- Belo pole Location of Belo pole
- Coordinates: 42°2′0″N 23°2′0″E﻿ / ﻿42.03333°N 23.03333°E
- Country: Bulgaria
- Province: Blagoevgrad Province
- Municipality: Blagoevgrad

Government
- • Mayor: Ivan Stoychev (VMRO-BND)

Area
- • Total: 2.584 km^{2} (0.998 sq mi)
- Elevation: 333 m (1,093 ft)

Population (2021)
- • Total: 561
- Time zone: UTC+2 (EET)
- • Summer (DST): UTC+3 (EEST)
- Postal Code: 2709
- Area code: 073
- Climate: Cfa

= Belo Pole, Blagoevgrad Province =

Belo Pole (Бело поле) is a small village in southwestern Bulgaria. Administratively it is included in Blagoevgrad Municipality, Blagoevgrad Province.

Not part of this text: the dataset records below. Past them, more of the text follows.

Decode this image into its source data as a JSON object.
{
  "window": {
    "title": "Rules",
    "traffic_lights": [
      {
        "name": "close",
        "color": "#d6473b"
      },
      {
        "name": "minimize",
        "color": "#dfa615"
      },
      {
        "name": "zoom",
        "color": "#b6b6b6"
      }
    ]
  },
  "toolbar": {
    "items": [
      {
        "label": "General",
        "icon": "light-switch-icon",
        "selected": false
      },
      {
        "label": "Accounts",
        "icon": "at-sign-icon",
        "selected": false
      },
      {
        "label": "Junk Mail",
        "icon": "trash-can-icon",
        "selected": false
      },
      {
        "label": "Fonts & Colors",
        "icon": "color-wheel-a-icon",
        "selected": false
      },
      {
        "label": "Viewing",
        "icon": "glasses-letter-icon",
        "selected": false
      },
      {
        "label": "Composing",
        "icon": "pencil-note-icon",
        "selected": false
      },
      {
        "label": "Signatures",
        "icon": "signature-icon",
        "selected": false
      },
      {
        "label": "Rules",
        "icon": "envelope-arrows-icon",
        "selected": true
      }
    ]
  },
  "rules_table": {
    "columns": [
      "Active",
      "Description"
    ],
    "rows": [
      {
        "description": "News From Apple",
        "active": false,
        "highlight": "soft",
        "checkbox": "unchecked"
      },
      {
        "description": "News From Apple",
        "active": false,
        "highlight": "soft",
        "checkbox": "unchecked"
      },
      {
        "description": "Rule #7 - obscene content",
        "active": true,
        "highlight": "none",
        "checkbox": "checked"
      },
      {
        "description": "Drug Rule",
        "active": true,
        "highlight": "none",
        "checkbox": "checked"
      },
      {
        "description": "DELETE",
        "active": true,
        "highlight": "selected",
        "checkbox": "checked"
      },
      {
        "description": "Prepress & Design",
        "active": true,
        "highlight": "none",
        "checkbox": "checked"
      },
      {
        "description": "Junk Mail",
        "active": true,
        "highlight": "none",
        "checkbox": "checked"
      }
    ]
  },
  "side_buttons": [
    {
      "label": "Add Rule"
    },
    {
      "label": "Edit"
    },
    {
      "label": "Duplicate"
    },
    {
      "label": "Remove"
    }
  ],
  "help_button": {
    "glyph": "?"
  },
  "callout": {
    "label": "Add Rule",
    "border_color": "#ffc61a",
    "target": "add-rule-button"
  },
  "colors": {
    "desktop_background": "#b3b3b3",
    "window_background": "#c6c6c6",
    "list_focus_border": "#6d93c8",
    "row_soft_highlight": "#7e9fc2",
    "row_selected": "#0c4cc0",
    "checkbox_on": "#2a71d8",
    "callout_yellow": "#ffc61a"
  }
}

It is located 4.5 km northwest of Blagoevgrad on the main road E79 and the railway Sofia-Kulata, on the left bank of Struma river. Because of the closeness with Blagoevgrad it is connected with town's communal transport net. Passenger trains stop there too.

==Geography==
Belo Pole is situated in the valley of the Struma river, on the left coast. The village is near to the administrative centre and it is like suburb of Blagoevgrad.

==History==
Belo Pole is supposed to be an ancient Roman settlement. Archeologists found coins from Roman Republic. The legends says the first people (or travelling merchants in other version of the legend) come here saw a field with many white flowers. This is the reason the village to be named Belo Pole (In English this means "A White Field").